Who it's for:
- Cloud service providers that wish to demonstrate compliance with the GDPR and CCPA
- Cloud customers that need to evaluate the level of compliance offered by CSPs
CSA Code of Conduct Gap Resolution and Annex 10 to the CSA Code of Conduct for GDPR Compliance
Release Date: 06/21/2023
Working Group: Privacy Level Agreement
This bundle from the CSA Privacy Level Agreement Working Group includes:
- CSA Code of Conduct Gap Resolution spreadsheet
- Annex 10 to the CSA Code of Conduct for GDPR Compliance report
These documents are the result of a mapping exercise conducted between the California Consumer Privacy Act (CCPA), the EU’s General Data Protection Regulation (GDPR), and CSA’s Code of Conduct for GDPR Compliance (CoC). This mapping exercise singled out some CCPA provisions that were not fully covered by the CoC, which may create obligations for cloud service providers hoping to achieve CCPA compliance.
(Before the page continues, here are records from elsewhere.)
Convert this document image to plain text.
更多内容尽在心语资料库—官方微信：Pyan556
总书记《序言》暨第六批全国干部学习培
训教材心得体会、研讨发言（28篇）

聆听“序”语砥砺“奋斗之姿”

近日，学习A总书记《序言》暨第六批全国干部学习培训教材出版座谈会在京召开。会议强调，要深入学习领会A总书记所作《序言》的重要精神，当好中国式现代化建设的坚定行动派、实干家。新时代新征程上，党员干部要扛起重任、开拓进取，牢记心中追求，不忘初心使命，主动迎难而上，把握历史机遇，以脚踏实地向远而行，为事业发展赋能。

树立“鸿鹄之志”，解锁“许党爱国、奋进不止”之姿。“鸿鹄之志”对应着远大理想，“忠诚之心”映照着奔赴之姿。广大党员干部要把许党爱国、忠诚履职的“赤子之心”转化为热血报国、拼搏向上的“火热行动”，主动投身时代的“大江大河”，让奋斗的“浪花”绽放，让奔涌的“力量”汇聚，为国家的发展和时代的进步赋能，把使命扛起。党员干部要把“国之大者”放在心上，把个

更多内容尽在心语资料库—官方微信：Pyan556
Together, the CoC Gap Resolution and Annex 10 to the CoC set out additional controls that allow cloud service providers to leverage the CoC as a means to achieve and demonstrate CCPA compliance. Furthermore, in line with the overall goals of the CoC, Annex 10 allows cloud customers to assess cloud service providers’ level of compliance with both the GDPR and the CCPA, allowing them to make informed engagement decisions.